Andrew Ference remembers what it was like when he arrived in Boston in 2007, before the Bruins’ run of six straight playoff appearances, when fans weren’t hockey crazy and players hadn’t proven anything.
“It was a bunch of guys with no playoff experience – hadn’t been in the playoffs for a number of years,” Ference said.
After signing a four-year deal with his hometown Edmonton Oilers earlier this month, the veteran defenceman is back in a similar position on a team that hasn’t made the playoffs since 2006. Ference hopes he can help orchestrate a similar turnaround.
“You realize how easy it is to build on potential and have the tide turn fairly quickly,” Ference said. “You look at this team and how close it is to kind of getting over that hump, it’s exciting. It’s really neat to be a part of that, and to see potential turn into reality is a pretty special thing to be a part of.”
The 34-year-old Ference brings Stanley Cup-winning experience to a young Oilers team that features a core of No. 1 picks Taylor Hall, Ryan Nugent-Hopkins and Nail Yakupov. Ference won’t be counted on to be a star, but he has expectations for himself to end the post-season drought.
“Of course I come in feeling a huge responsibility, just like I think every guy on the team probably should,” he said. “That’s the only way to take the next step forward.”

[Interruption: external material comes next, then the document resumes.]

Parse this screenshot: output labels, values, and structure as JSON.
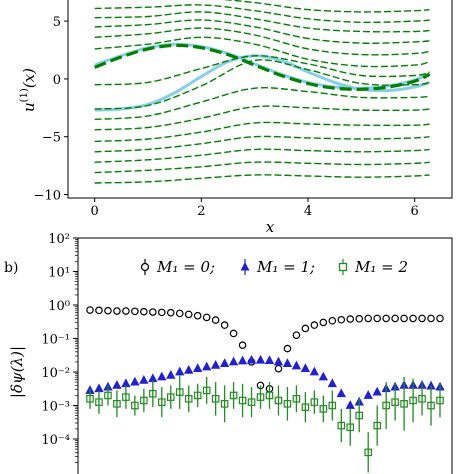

Ference grew up in the Sherwood Park area of Edmonton and his parents were season-ticket-holders, so he witnessed first-hand the Oilers’ glory years, when they won five Cups in seven years. Coming back to “familiar surroundings” helped make his decision, as did playing in another hockey-centric market.

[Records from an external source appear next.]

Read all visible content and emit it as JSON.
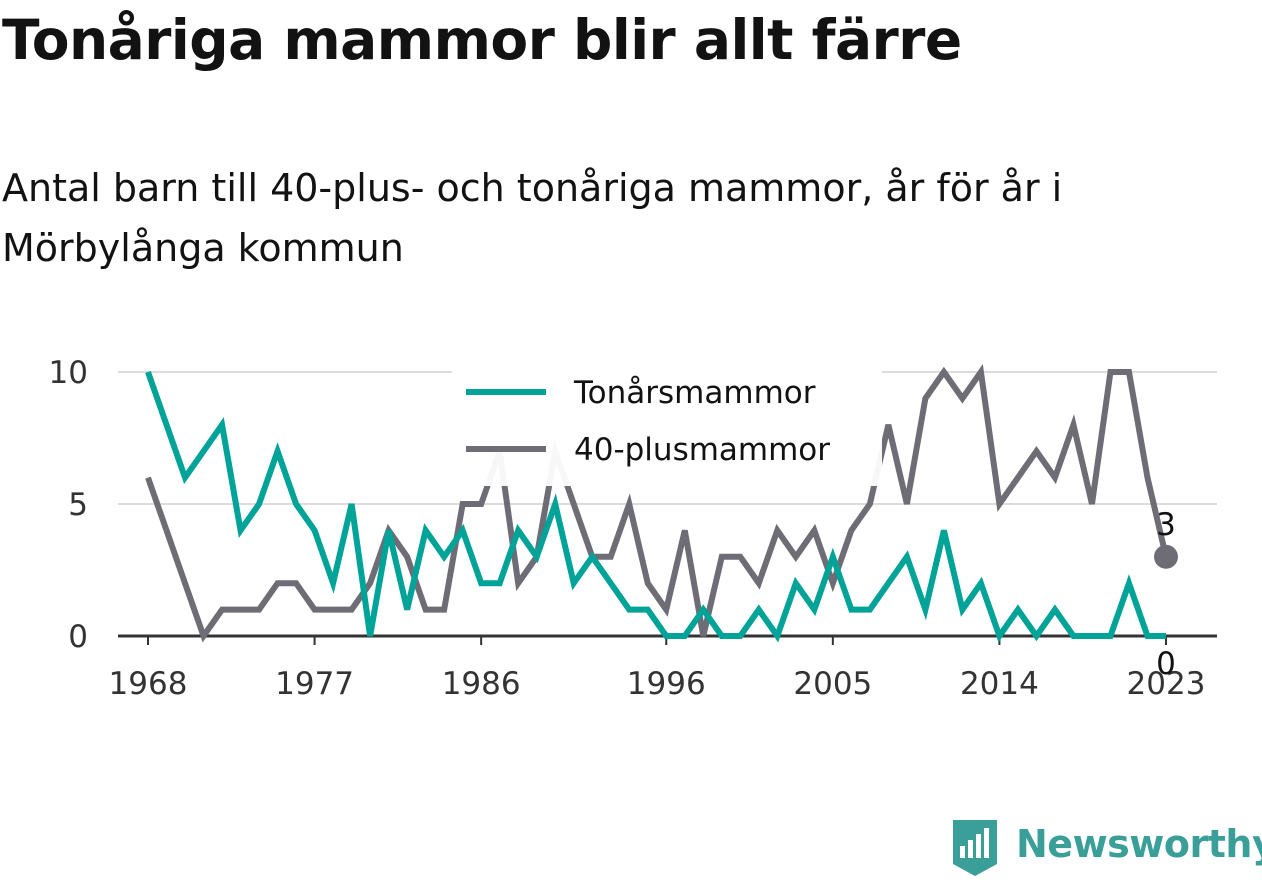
{
  "title": "Tonåriga mammor blir allt färre",
  "subtitle": "Antal barn till 40-plus- och tonåriga mammor, år för år i Mörbylånga kommun",
  "brand": {
    "name": "Newsworthy",
    "icon": "newsworthy-logo-icon",
    "color": "#3a9e99"
  },
  "chart_data": {
    "type": "line",
    "x": [
      1968,
      1969,
      1970,
      1971,
      1972,
      1973,
      1974,
      1975,
      1976,
      1977,
      1978,
      1979,
      1980,
      1981,
      1982,
      1983,
      1984,
      1985,
      1986,
      1987,
      1988,
      1989,
      1990,
      1991,
      1992,
      1993,
      1994,
      1995,
      1996,
      1997,
      1998,
      1999,
      2000,
      2001,
      2002,
      2003,
      2004,
      2005,
      2006,
      2007,
      2008,
      2009,
      2010,
      2011,
      2012,
      2013,
      2014,
      2015,
      2016,
      2017,
      2018,
      2019,
      2020,
      2021,
      2022,
      2023
    ],
    "xticks": [
      1968,
      1977,
      1986,
      1996,
      2005,
      2014,
      2023
    ],
    "xtick_labels": [
      "1968",
      "1977",
      "1986",
      "1996",
      "2005",
      "2014",
      "2023"
    ],
    "yticks": [
      0,
      5,
      10
    ],
    "ylim": [
      0,
      10
    ],
    "xlim": [
      1968,
      2026
    ],
    "grid": true,
    "legend_position": "top-center",
    "series": [
      {
        "name": "Tonårsmammor",
        "color": "#00a398",
        "values": [
          10,
          8,
          6,
          7,
          8,
          4,
          5,
          7,
          5,
          4,
          2,
          5,
          0,
          4,
          1,
          4,
          3,
          4,
          2,
          2,
          4,
          3,
          5,
          2,
          3,
          2,
          1,
          1,
          0,
          0,
          1,
          0,
          0,
          1,
          0,
          2,
          1,
          3,
          1,
          1,
          2,
          3,
          1,
          4,
          1,
          2,
          0,
          1,
          0,
          1,
          0,
          0,
          0,
          2,
          0,
          0
        ],
        "end_label": "0"
      },
      {
        "name": "40-plusmammor",
        "color": "#6e6d75",
        "values": [
          6,
          4,
          2,
          0,
          1,
          1,
          1,
          2,
          2,
          1,
          1,
          1,
          2,
          4,
          3,
          1,
          1,
          5,
          5,
          7,
          2,
          3,
          7,
          5,
          3,
          3,
          5,
          2,
          1,
          4,
          0,
          3,
          3,
          2,
          4,
          3,
          4,
          2,
          4,
          5,
          8,
          5,
          9,
          10,
          9,
          10,
          5,
          6,
          7,
          6,
          8,
          5,
          10,
          10,
          6,
          3
        ],
        "end_label": "3"
      }
    ]
  }
}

He’s at a different stage of his career than he was when he was in Pittsburgh with Mario Lemieux and Jaromir Jagr or in Calgary with Jarome Iginla and Martin Gelinas. Now Ference is considered a leader.
Ference knows what it takes from his time with the Bruins but also understands winning begins with management and coaches.
“Then it filters down to the team itself,” he said. “One of the biggest things we had (in Boston) was a huge sense of accountability where everybody demanded the best out of each other.”
Ference spoke to coach Dallas Eakins during a two-day interview period before the start of free agency and felt like they saw the game the same way. Once he considered the raw talent the Oilers had, he realized this mix could do more next season and beyond.
“From an outsider looking in you can tell that it gets old when people talk about potential and talk about just young guys all the time,” Ference said. “I’m sure they’re eager to shake off that label of potential. It gets old for players, and you want to be able to take that next step eventually.”